I'm just hoping the Minister won't think it's a good idea and decide to implement it. You never can tell with the Coalition, which is a bit unnerving to say the least.

"We need a code," says Greg, when I tell him all about it.

"Oh, for God's sake," I say. "Not you as well. No-one cares what The Boss says when he's on the phone. Half of it's unintelligible anyway."

"No, not to stop hacking, Molly, you loon. To indicate to the Minister that we know that what we've just written is ridiculous, and that the constituent in question is barking mad."

Now that's not such a bad idea. Maybe we should start printing our own letters in green ink.
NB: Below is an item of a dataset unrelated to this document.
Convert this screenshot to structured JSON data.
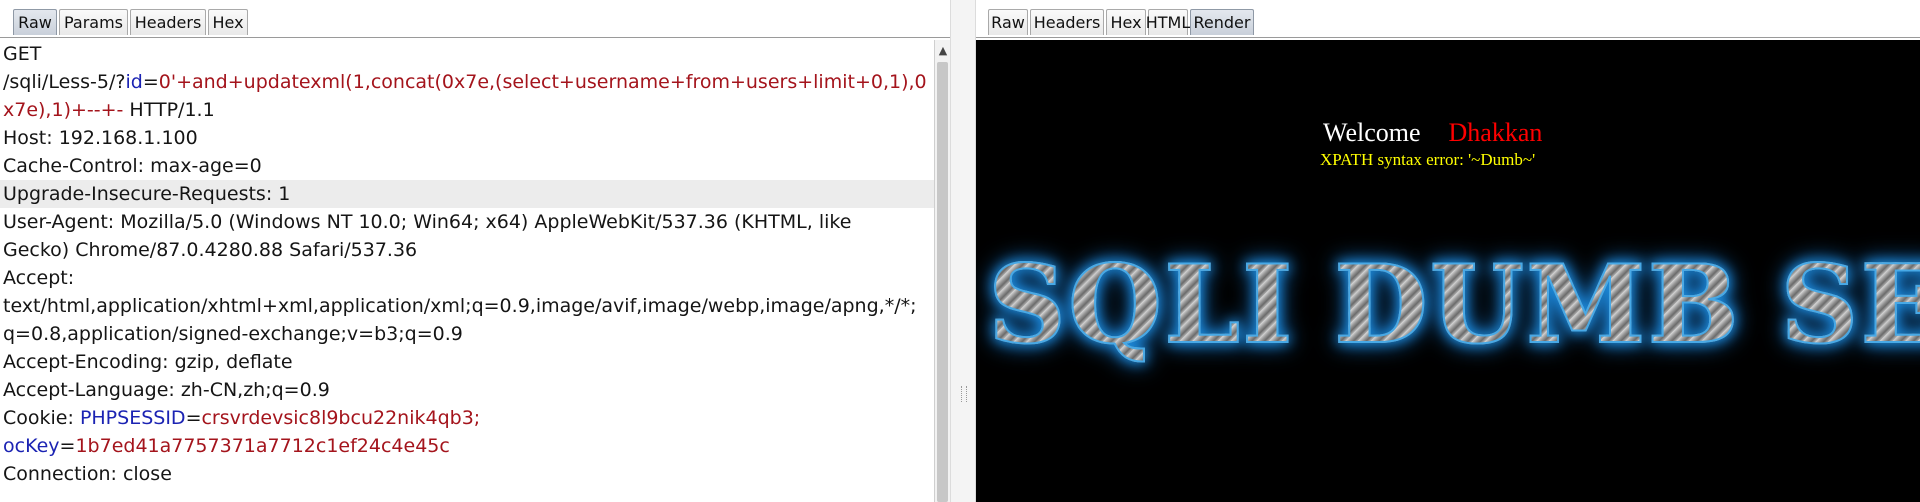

I wonder if it's more expensive than black?


  1. Well, if "the Boss" has changed the default PIN on his mobile (or on any other voicemail systems he uses) he should run no risks from what the NoW journalists were reportedly doing: they just worked out from victims' mobile number who their service supplier was, found out (easy and not illegal) the default PIN their mobiles were supplied with, and rang up the service poviders' answerphone numbers (also easy and not illegal to find) and logged into the victims' mailboxes using the default PINs - if the victim had changed their PIN the attack failed - if not they garnered the messages.

  2. Ooh, I'll ask him if he has, thanks. Though I foresee chaos if he hasn't and tries to - he'll NEVER remember what he's changed it to. PS How do you know? You're not Andy Coulson, are you?!